So off it was to the Klang Open 2009. An 8-game, 20-minute, one-day chess tournament.
Why should we take some time to participate in activities which i. cost money, ii. induce stress (and possibly mental health problems!) and iii. has next to nothing to do with your goals in life, when you've got half a dozen great books to catch up on?
Why wake up at seven on a perfectly great Saturday morning (my only 'free' one in five, methinks), get half lost on rural roads and cursing the dude who drew up the map, making multiple wrong turns, only to find you're two hours early, so it mayn't be a bad idea to see Klang city at 8am, and have a small dim-sum breakfast alone when you could be enjoying the morning meal with your family?
Why stand around reading Stephen Hunter's Pale Horse Coming for an accumulated two hours whilst the organisers i. try to outdo other Malaysian chess tournaments in inevitably delaying the start of the tourney by more than an hour, ii. betray their sub-par professionalism by having their registration people sit around holding crumpled pieces of paper with no indication that they're the ones in charge of registration and iii. put together a venue so crammed most participants had to stand outside the playing area and even downstairs (check out the pic, see much maneuvering space there?)? [And all fairness, though, the organisers were real nice folks and doing their best within restricted circumstances]
Because. Because:
There's something about the idea of gaming competition which hooks the average man. There's something about challenging anonymous folks in a process which has, initially at least, a 50-50 chance of either party winning. Even if there's a high certainty you'll lose.
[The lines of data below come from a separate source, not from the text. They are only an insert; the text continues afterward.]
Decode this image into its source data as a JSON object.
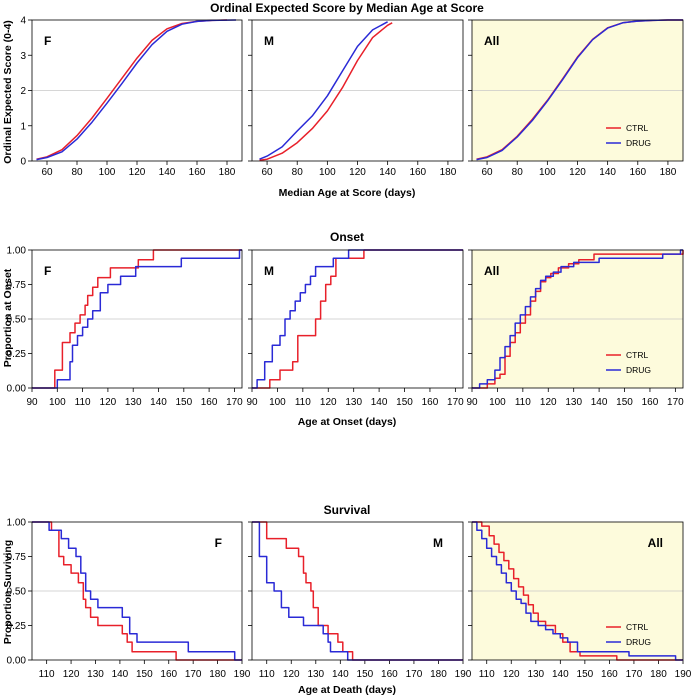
{
  "figure": {
    "title1": "Ordinal Expected Score by Median Age at Score",
    "title2": "Onset",
    "title3": "Survival"
  },
  "colors": {
    "ctrl": "#e8202a",
    "drug": "#2a2ad6",
    "highlight": "#fdfbdc",
    "grid": "#c8c8c8"
  },
  "legend": {
    "ctrl": "CTRL",
    "drug": "DRUG"
  },
  "chart_data": [
    {
      "id": "score",
      "type": "line",
      "xlabel": "Median Age at Score (days)",
      "ylabel": "Ordinal Expected Score (0-4)",
      "xlim": [
        50,
        190
      ],
      "ylim": [
        0,
        4
      ],
      "xticks": [
        60,
        80,
        100,
        120,
        140,
        160,
        180
      ],
      "yticks": [
        0,
        1,
        2,
        3,
        4
      ],
      "ytick_labels": [
        "0",
        "1",
        "2",
        "3",
        "4"
      ],
      "refline": 2,
      "panels": [
        {
          "label": "F",
          "label_pos": "top-left",
          "highlight": false,
          "legend": false,
          "series": [
            {
              "name": "CTRL",
              "step": false,
              "x": [
                53,
                60,
                70,
                80,
                90,
                100,
                110,
                120,
                130,
                140,
                150,
                160,
                170,
                180
              ],
              "y": [
                0.05,
                0.12,
                0.32,
                0.72,
                1.22,
                1.78,
                2.35,
                2.92,
                3.42,
                3.75,
                3.9,
                3.96,
                3.99,
                4.0
              ]
            },
            {
              "name": "DRUG",
              "step": false,
              "x": [
                53,
                60,
                70,
                80,
                90,
                100,
                110,
                120,
                130,
                140,
                150,
                160,
                170,
                186
              ],
              "y": [
                0.04,
                0.1,
                0.26,
                0.62,
                1.1,
                1.64,
                2.2,
                2.78,
                3.3,
                3.68,
                3.88,
                3.96,
                3.99,
                4.0
              ]
            }
          ]
        },
        {
          "label": "M",
          "label_pos": "top-left",
          "highlight": false,
          "legend": false,
          "series": [
            {
              "name": "CTRL",
              "step": false,
              "x": [
                55,
                60,
                70,
                80,
                90,
                100,
                110,
                120,
                130,
                140,
                143
              ],
              "y": [
                0.02,
                0.05,
                0.22,
                0.52,
                0.92,
                1.42,
                2.08,
                2.85,
                3.5,
                3.85,
                3.92
              ]
            },
            {
              "name": "DRUG",
              "step": false,
              "x": [
                55,
                60,
                70,
                80,
                90,
                100,
                110,
                120,
                130,
                140
              ],
              "y": [
                0.05,
                0.14,
                0.4,
                0.85,
                1.28,
                1.85,
                2.55,
                3.25,
                3.72,
                3.95
              ]
            }
          ]
        },
        {
          "label": "All",
          "label_pos": "top-left",
          "highlight": true,
          "legend": true,
          "series": [
            {
              "name": "CTRL",
              "step": false,
              "x": [
                53,
                60,
                70,
                80,
                90,
                100,
                110,
                120,
                130,
                140,
                150,
                160,
                170,
                180,
                190
              ],
              "y": [
                0.05,
                0.12,
                0.32,
                0.7,
                1.18,
                1.72,
                2.32,
                2.95,
                3.45,
                3.78,
                3.92,
                3.97,
                3.99,
                4.0,
                4.0
              ]
            },
            {
              "name": "DRUG",
              "step": false,
              "x": [
                53,
                60,
                70,
                80,
                90,
                100,
                110,
                120,
                130,
                140,
                150,
                160,
                170,
                180,
                190
              ],
              "y": [
                0.04,
                0.1,
                0.3,
                0.68,
                1.15,
                1.7,
                2.3,
                2.93,
                3.44,
                3.77,
                3.92,
                3.97,
                3.99,
                4.0,
                4.0
              ]
            }
          ]
        }
      ]
    },
    {
      "id": "onset",
      "type": "step",
      "xlabel": "Age at Onset (days)",
      "ylabel": "Proportion at Onset",
      "xlim": [
        90,
        173
      ],
      "ylim": [
        0,
        1
      ],
      "xticks": [
        90,
        100,
        110,
        120,
        130,
        140,
        150,
        160,
        170
      ],
      "yticks": [
        0,
        0.25,
        0.5,
        0.75,
        1
      ],
      "ytick_labels": [
        "0.00",
        "0.25",
        "0.50",
        "0.75",
        "1.00"
      ],
      "refline": 0.5,
      "panels": [
        {
          "label": "F",
          "label_pos": "top-left",
          "highlight": false,
          "legend": false,
          "series": [
            {
              "name": "CTRL",
              "step": true,
              "x": [
                90,
                99,
                102,
                105,
                107,
                109,
                111,
                112,
                114,
                116,
                118,
                121,
                125,
                132,
                138,
                173
              ],
              "y": [
                0,
                0.13,
                0.33,
                0.4,
                0.47,
                0.53,
                0.6,
                0.67,
                0.73,
                0.8,
                0.8,
                0.87,
                0.87,
                0.93,
                1.0,
                1.0
              ]
            },
            {
              "name": "DRUG",
              "step": true,
              "x": [
                90,
                100,
                105,
                106,
                108,
                110,
                112,
                114,
                117,
                120,
                125,
                131,
                149,
                172,
                173
              ],
              "y": [
                0,
                0.06,
                0.19,
                0.31,
                0.38,
                0.44,
                0.5,
                0.56,
                0.69,
                0.75,
                0.81,
                0.88,
                0.94,
                1.0,
                1.0
              ]
            }
          ]
        },
        {
          "label": "M",
          "label_pos": "top-left",
          "highlight": false,
          "legend": false,
          "series": [
            {
              "name": "CTRL",
              "step": true,
              "x": [
                90,
                97,
                101,
                106,
                108,
                113,
                115,
                117,
                119,
                121,
                123,
                134,
                173
              ],
              "y": [
                0,
                0.06,
                0.13,
                0.19,
                0.38,
                0.38,
                0.5,
                0.63,
                0.75,
                0.81,
                0.94,
                1.0,
                1.0
              ]
            },
            {
              "name": "DRUG",
              "step": true,
              "x": [
                90,
                92,
                95,
                98,
                101,
                103,
                105,
                107,
                109,
                111,
                113,
                115,
                118,
                122,
                124,
                128,
                173
              ],
              "y": [
                0,
                0.06,
                0.19,
                0.31,
                0.38,
                0.5,
                0.56,
                0.63,
                0.69,
                0.75,
                0.81,
                0.88,
                0.88,
                0.94,
                0.94,
                1.0,
                1.0
              ]
            }
          ]
        },
        {
          "label": "All",
          "label_pos": "top-left",
          "highlight": true,
          "legend": true,
          "series": [
            {
              "name": "CTRL",
              "step": true,
              "x": [
                90,
                96,
                99,
                101,
                103,
                105,
                107,
                109,
                111,
                113,
                115,
                117,
                119,
                121,
                124,
                128,
                132,
                138,
                173
              ],
              "y": [
                0,
                0.03,
                0.07,
                0.1,
                0.23,
                0.33,
                0.4,
                0.47,
                0.53,
                0.63,
                0.7,
                0.77,
                0.8,
                0.83,
                0.87,
                0.9,
                0.93,
                0.97,
                1.0
              ]
            },
            {
              "name": "DRUG",
              "step": true,
              "x": [
                90,
                93,
                96,
                99,
                101,
                103,
                105,
                107,
                109,
                111,
                113,
                115,
                117,
                119,
                122,
                125,
                130,
                140,
                150,
                165,
                172,
                173
              ],
              "y": [
                0,
                0.03,
                0.06,
                0.13,
                0.22,
                0.3,
                0.38,
                0.47,
                0.53,
                0.59,
                0.66,
                0.72,
                0.78,
                0.81,
                0.84,
                0.88,
                0.91,
                0.94,
                0.94,
                0.97,
                1.0,
                1.0
              ]
            }
          ]
        }
      ]
    },
    {
      "id": "survival",
      "type": "step",
      "xlabel": "Age at Death (days)",
      "ylabel": "Proportion Surviving",
      "xlim": [
        104,
        190
      ],
      "ylim": [
        0,
        1
      ],
      "xticks": [
        110,
        120,
        130,
        140,
        150,
        160,
        170,
        180,
        190
      ],
      "yticks": [
        0,
        0.25,
        0.5,
        0.75,
        1
      ],
      "ytick_labels": [
        "0.00",
        "0.25",
        "0.50",
        "0.75",
        "1.00"
      ],
      "refline": 0.5,
      "panels": [
        {
          "label": "F",
          "label_pos": "top-right",
          "highlight": false,
          "legend": false,
          "series": [
            {
              "name": "CTRL",
              "step": true,
              "x": [
                104,
                112,
                115,
                117,
                120,
                123,
                125,
                126,
                128,
                131,
                135,
                141,
                143,
                145,
                163,
                190
              ],
              "y": [
                1.0,
                0.94,
                0.75,
                0.69,
                0.63,
                0.56,
                0.44,
                0.38,
                0.31,
                0.25,
                0.25,
                0.19,
                0.13,
                0.06,
                0.0,
                0.0
              ]
            },
            {
              "name": "DRUG",
              "step": true,
              "x": [
                104,
                111,
                116,
                119,
                122,
                124,
                126,
                128,
                131,
                141,
                144,
                147,
                168,
                187,
                190
              ],
              "y": [
                1.0,
                0.94,
                0.88,
                0.81,
                0.75,
                0.63,
                0.5,
                0.44,
                0.38,
                0.31,
                0.19,
                0.13,
                0.06,
                0.0,
                0.0
              ]
            }
          ]
        },
        {
          "label": "M",
          "label_pos": "top-right",
          "highlight": false,
          "legend": false,
          "series": [
            {
              "name": "CTRL",
              "step": true,
              "x": [
                104,
                110,
                115,
                118,
                123,
                125,
                126,
                128,
                129,
                131,
                135,
                139,
                141,
                145,
                190
              ],
              "y": [
                1.0,
                0.88,
                0.88,
                0.81,
                0.75,
                0.63,
                0.56,
                0.5,
                0.38,
                0.25,
                0.19,
                0.13,
                0.06,
                0.0,
                0.0
              ]
            },
            {
              "name": "DRUG",
              "step": true,
              "x": [
                104,
                107,
                110,
                113,
                116,
                119,
                121,
                125,
                133,
                135,
                136,
                142,
                143,
                190
              ],
              "y": [
                1.0,
                0.75,
                0.56,
                0.5,
                0.38,
                0.31,
                0.31,
                0.25,
                0.19,
                0.13,
                0.06,
                0.06,
                0.0,
                0.0
              ]
            }
          ]
        },
        {
          "label": "All",
          "label_pos": "top-right",
          "highlight": true,
          "legend": true,
          "series": [
            {
              "name": "CTRL",
              "step": true,
              "x": [
                104,
                108,
                111,
                113,
                115,
                117,
                119,
                121,
                123,
                125,
                127,
                129,
                131,
                134,
                138,
                141,
                144,
                148,
                163,
                190
              ],
              "y": [
                1.0,
                0.97,
                0.9,
                0.84,
                0.78,
                0.72,
                0.66,
                0.59,
                0.53,
                0.47,
                0.4,
                0.34,
                0.28,
                0.25,
                0.19,
                0.13,
                0.06,
                0.03,
                0.0,
                0.0
              ]
            },
            {
              "name": "DRUG",
              "step": true,
              "x": [
                104,
                106,
                108,
                110,
                112,
                114,
                116,
                118,
                120,
                122,
                124,
                126,
                128,
                131,
                134,
                137,
                140,
                143,
                147,
                168,
                187,
                190
              ],
              "y": [
                1.0,
                0.94,
                0.88,
                0.81,
                0.75,
                0.69,
                0.63,
                0.56,
                0.5,
                0.44,
                0.41,
                0.34,
                0.28,
                0.25,
                0.22,
                0.19,
                0.16,
                0.13,
                0.06,
                0.03,
                0.0,
                0.0
              ]
            }
          ]
        }
      ]
    }
  ]
}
And lose I did. Twice out of the four matches I played (I decided to spend the second half of my Saturday back home).
The first loss (with a fresh doctoral grad in Physics - nice chap, if a little intense) seemed to go okay until I advanced my knight into enemy territory (Ne5) without first checking the consequences of it being taken by the opposing bishop. This resulted in an exchange of my opponent's queen for two minor pieces and a rook. Bad trade for me.
The second one was more depressing because, as always (sigh), my downfall came from sheer yippee-doo-da blindness. Why in the name of all things purple didn't I check before advancing the pawn to f5? How do I control this impulsiveness, this non-caution, this hasty eagerness to believe that no further analysis is required before moving?
I won the other two, but none of them left me with much satisfaction as my opponents were virtually holding a garage sale of key pieces!
The good news: The fact that over 400 people can get together in tight conditions to negotiate black and white pieces over a 64-square board in the midst of economic and political 'heavy rains', perhaps, is a sign that life will go on in its own strange way no matter what the bankers, industrialists and (increasingly untrustworthy) law-makers do or say.
As Ian Malcolm (of Jurassic Park fame) said, life finds a way - for the love of the game.